Ten minutes after lunch we’re at Morte Point and the long sandy Beach of Woolacombe looms into view.  Another 2k and we’re in the village  of Woolacombe, an upmarket tourist resort.  There’s hundreds of people swimming or surfing in the 10°C water, some in wetsuits, some not, but the air temperature has climbed to 16°C making for a very pleasant afternoon.  The beach is about 50 metres wide and it’s only 2 hours past low tide, so it’s safe to walk the 3km up to Croyde without getting caught in the tide rushing in.  It only takes 30 minutes to get to the Croyde end of the beach and climb up the stairs to the road.  Looking for an afternoon tea spot, the only place we could find in the sun out of the wind was a car passing place on the narrow laneway into the village of Croyde.

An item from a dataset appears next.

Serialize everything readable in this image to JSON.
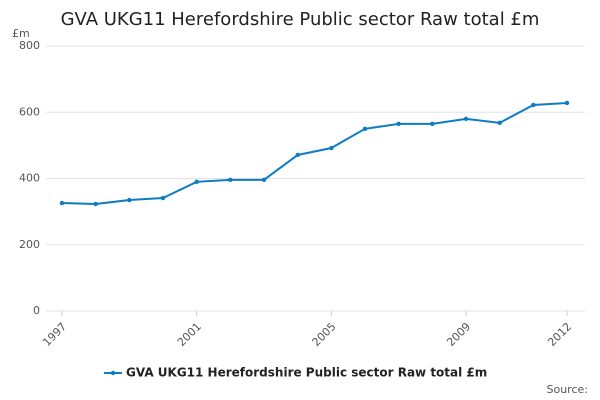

We must have looked like a couple of hoboes sitting on the roadside kerb as cars negotiated passing other cars in our tea spot, narrowly missing our feet.

Google maps tells us that Combas Farm, our home for the night is just 11 minutes walk up this lane way, with a left then right turn and soon we’re at the farmhouse door and being shown to our cosy room.  No, they don’t serve beer or wine, but there’s a pub just 6 minutes further on through a muddy lane to the village of Croyde.  After dumping our gear, we’re sidestepping mud for the first time today on our way to the pub for 2 beers, watching the locals watch the steeple chase on sky tv.

We carry 2 bottles of beer back to have with our left over breakfast in the warm dining room back at the farm.  I can see this is going to be a regular routine.  A traditional English breakfast is a four course meal, when at home we’re happy with a bowl of muesli and yoghurt.  So once the Lorna Doone Hotel offered us the option of a takeaway baguette of bacon sausage and egg, we thought this was a good option to continue.

It’s so quiet and lovely here.  Any wonder the Combas Farm was rated 9.6 on booking.com.